Current Projects

Attitude Data Collection Project

E. Williams, J. Sparks,  & J. S. Roberts
In this project, item-level data are gathered using questionnaires designed to measure attitudes toward abortion, gun control and politics. Respondents are repeatedly measured across an approximate 3-week span. Responses will be used to test several new psychometric techniques in the domain of unfolding item response theory.

Applications of the Multidimensional Graded Unfolding Model (MGGUM): The Emotion Faces Study

J. Sparks, M. Dolphyn & J. Roberts
This study examines judgments about the similarity of facial emotions in photographs and creates a multidimensional space of that contains those emotions. Additionally, the project also examines judgments of similarity to identify which emotions a respondent has recently experienced. Respondents are located in the multidimensional space near those emotions that they have recently felt. The construction of the multidimensional space will be performed using both classical multidimensional scaling techniques along with new multidimensional generalized graded unfolding model (MGGUM).

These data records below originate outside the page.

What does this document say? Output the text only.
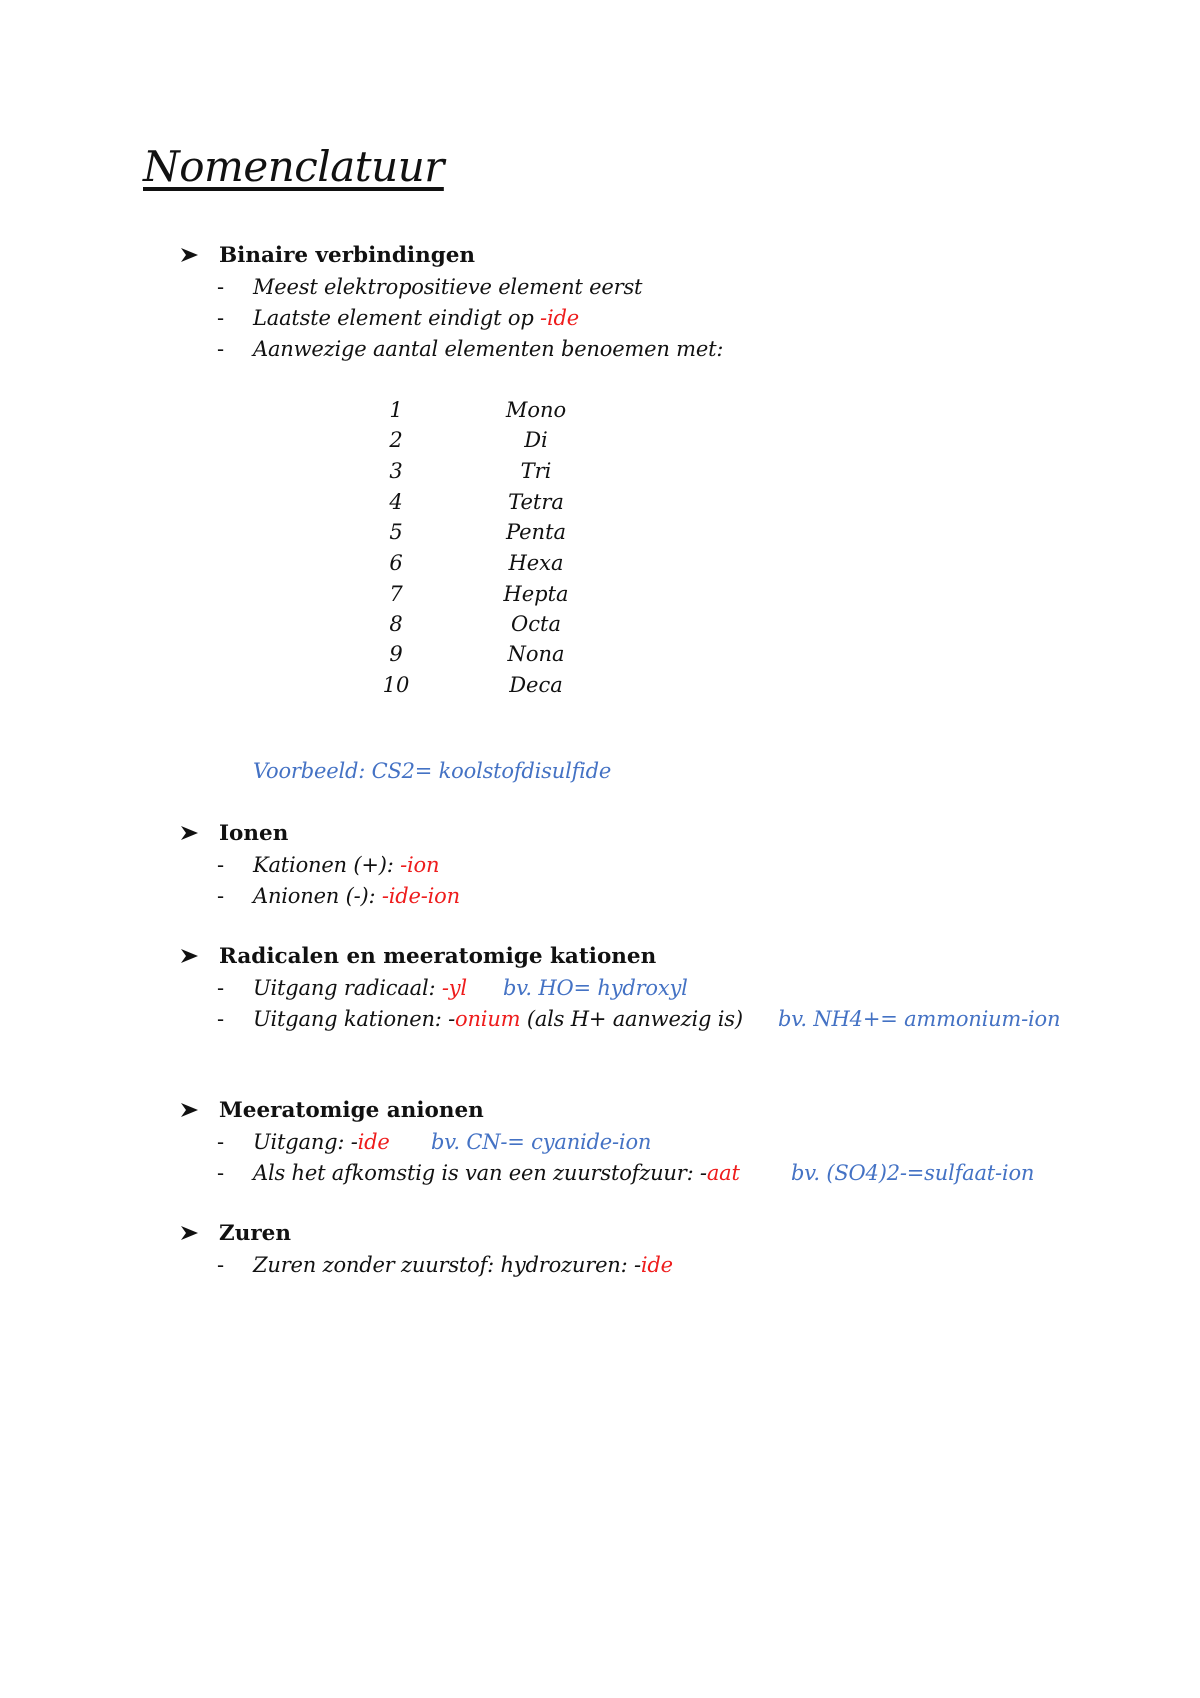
Nomenclatuur
Binaire verbindingen
- Meest elektropositieve element eerst
- Laatste element eindigt op -ide
- Aanwezige aantal elementen benoemen met:
1	Mono
2	Di
3	Tri
4	Tetra
5	Penta
6	Hexa
7	Hepta
8	Octa
9	Nona
10	Deca
Voorbeeld: CS2= koolstofdisulfide
Ionen
- Kationen (+): -ion
- Anionen (-): -ide-ion
Radicalen en meeratomige kationen
- Uitgang radicaal: -yl bv. HO= hydroxyl
- Uitgang kationen: -onium (als H+ aanwezig is) bv. NH4+= ammonium-ion
Meeratomige anionen
- Uitgang: -ide bv. CN-= cyanide-ion
- Als het afkomstig is van een zuurstofzuur: -aat bv. (SO4)2-=sulfaat-ion
Zuren
- Zuren zonder zuurstof: hydrozuren: -ide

Applications of the Multidimensional Graded Unfolding Model (MGGUM): The Physical Attraction Study

M. Barrett, J. Roberts & X. Xiong
This project examines ratings of physical attractiveness of computer generated female models. The ratings are used to locate the models in a multidimensional space. Respondents are subsequently located in the same space by fitting different forms of regression models dictating different types of preferences. Both classical multidimensional scaling methods and the new multidimensional generalized graded unfolding model will be used to develop the physical attraction space, and these spaces will be compared.

Alternative Estimation in the Multidimensional Generalized Graded Unfolding Model (MGGUM)

D. King & J. Roberts
This project implements and investigates alternative methods of estimating parameters in the multidimensional generalized graded unfolding model. Methods include marginal maximum likelihood (MML) and the Metropolis-Hastings Robbins-Monro (MH-RM) algorithms. The accuracy of these methods will be contrasted and a general program will ultimately be developed for public use.

Constrained Estimation in the Multidimensional Generalized Graded Unfolding Model (MGGUM)

E. Williams & J. Roberts
This study constrains item location parameters in the multidimensional generalized graded unfolding model to values derived from alternative methods in an effort to minimize data demands. Location estimates derived from multidimensional scaling of pairwise similarity judgments are contrasted with those developed from detrended correspondence analysis of single stimulus judgments, and each type are included into the MGGUM estimation algorithm.

Dimensionality Assessment in the Multidimensional Generalized Graded Unfolding Model (MGGUM)

E. Williams & J. Roberts
This project will develop methods to assist practitioners with dimensionality assessment in the multidimensional generalized graded unfolding model. Unfolding models are unique in that they incorporate nonmonotonic, single peaked item response functions. In contrast, typical dimensionality assessment techniques assume monotonic item response functions. Therefore, such techniques are not applicable to the unfolding realm. The goal of this study is to develop tools to estimate the dimensionality of unfolding item responses that are both practical and accurate.

Dimensionality Assessment in the Multidimensional Generalized Graded Unfolding Model (MGGUM)

R. Meyer & J. Roberts
This study examines the effectiveness of MGGUM comparisons to determine the appropriate number of dimensions reflected in unfolding item responses. Both statistical tests and model fit criteria are used to determine the optimal model when MGGUMs with varying dimensionality are fit to simulated data with known dimensionality. The results of this study will determine if dimensionality assessments via model fit will be useful to measurement practitioners.